Fais A-TTEN-TION !

Ecrit par Tiya_Mfoukama

Chapitre III


-Ketsia, ce que je suis en train de te dire, ce n’est pas pour t’emmerder mais pour te protéger. Tu es ma fille et je tiens à toi. Là où tu t’en vas, tu vas être confrontée à de nouvelles réalités. Le pays ce n’est pas la France, la mentalité est différente à un niveau que tu n’imagines même pas et les hommes…. Hum. Tu es une très belle femme donc tu peux être certaine que tu seras draguée de toute part, d’autant plus que tu viens de France. Pour les hommes là-bas, c’est comme si tu représentais le saint GRAAL, alors ma fille FAIS A-TTEN-TION, FAIS A-TTEN-TION. Ne te laisse SURTOUT pas avoir par les propos mielleux des hommes qui te courront après. Parce que je peux t’assurer que le gôut mielleux laisse place à un goût amer une fois qu’ils ont eu ce qu’ils voulaient. Ils te sortent un baratin pour t’avoir, vont te manipuler de façon experte sans que tu ne t'en rendes compte jusqu'au moment où tu seras laissée comme une vieille paire de sandales. Je sais de quoi je parle. Les hommes…..

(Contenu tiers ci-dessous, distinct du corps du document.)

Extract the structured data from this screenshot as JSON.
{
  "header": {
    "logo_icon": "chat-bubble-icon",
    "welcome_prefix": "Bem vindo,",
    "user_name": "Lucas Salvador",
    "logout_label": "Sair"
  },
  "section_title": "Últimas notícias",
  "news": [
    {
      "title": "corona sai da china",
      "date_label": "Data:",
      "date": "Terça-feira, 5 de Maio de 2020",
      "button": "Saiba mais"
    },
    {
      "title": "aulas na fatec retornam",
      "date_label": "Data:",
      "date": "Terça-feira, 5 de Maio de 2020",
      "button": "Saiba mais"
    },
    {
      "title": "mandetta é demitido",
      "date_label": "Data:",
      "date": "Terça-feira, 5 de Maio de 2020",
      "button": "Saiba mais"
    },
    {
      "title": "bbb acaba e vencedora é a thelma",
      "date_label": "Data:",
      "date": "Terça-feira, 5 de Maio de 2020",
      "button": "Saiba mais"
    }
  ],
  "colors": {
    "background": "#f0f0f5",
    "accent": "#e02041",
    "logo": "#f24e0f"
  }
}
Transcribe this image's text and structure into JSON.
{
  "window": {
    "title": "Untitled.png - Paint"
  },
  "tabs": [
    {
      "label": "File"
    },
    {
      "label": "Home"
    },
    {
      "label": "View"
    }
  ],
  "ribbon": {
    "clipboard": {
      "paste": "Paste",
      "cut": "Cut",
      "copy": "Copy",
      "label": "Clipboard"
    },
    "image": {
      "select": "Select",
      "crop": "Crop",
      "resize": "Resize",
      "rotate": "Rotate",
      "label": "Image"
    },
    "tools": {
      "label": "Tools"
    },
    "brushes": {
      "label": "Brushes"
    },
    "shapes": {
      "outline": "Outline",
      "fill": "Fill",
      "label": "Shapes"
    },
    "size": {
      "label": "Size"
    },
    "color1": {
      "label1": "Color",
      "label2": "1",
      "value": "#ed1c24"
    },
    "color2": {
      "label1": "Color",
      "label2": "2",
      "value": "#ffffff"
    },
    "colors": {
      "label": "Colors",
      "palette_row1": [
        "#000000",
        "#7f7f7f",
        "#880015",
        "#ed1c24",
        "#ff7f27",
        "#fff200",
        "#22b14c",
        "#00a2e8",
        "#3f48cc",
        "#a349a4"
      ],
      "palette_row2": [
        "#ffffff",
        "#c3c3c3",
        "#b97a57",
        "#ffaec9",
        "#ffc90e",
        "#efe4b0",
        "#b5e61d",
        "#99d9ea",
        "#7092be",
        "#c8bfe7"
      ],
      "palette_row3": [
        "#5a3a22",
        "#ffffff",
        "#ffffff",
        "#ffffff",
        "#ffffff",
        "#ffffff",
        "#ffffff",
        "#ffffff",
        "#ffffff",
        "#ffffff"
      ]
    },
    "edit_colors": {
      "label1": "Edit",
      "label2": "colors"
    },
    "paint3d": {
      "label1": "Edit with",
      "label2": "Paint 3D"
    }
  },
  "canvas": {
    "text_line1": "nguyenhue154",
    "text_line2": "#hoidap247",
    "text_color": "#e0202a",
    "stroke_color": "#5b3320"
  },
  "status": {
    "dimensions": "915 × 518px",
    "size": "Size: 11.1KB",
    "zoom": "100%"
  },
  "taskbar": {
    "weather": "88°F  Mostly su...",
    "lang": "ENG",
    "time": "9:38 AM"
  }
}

-...Tu les connais, et si tu devais écrire un livre sur eux, tu n’aurais pas assez de quatre tomes pour ne serait-ce qu’écrire l’introduction. Je sais ma-man. Complété-je en soupirant avant de lever les yeux au ciel.


C’est dingue, quand ma mère parle des hommes, c’est pour tenir des propos pas très élogieux. Un peu comme les femmes goubestinées* - mais il parait qu'on dit krikri-massa* quand le niveau du chagrin d'amour, le goumin, est élevé. Elle est clairement misandre et si elle ne s’était pas mariée quatre fois, et avait pas eu trois enfants, j’aurais probablement eu de sérieux doutes concernant son orientation sexuelle. Quoique, les doutes peuvent toujours être d’actualité.

Ma mère lesbienne?


Je coule un regard vers elle est contemple son profil...NAAAAAN ! Impossible.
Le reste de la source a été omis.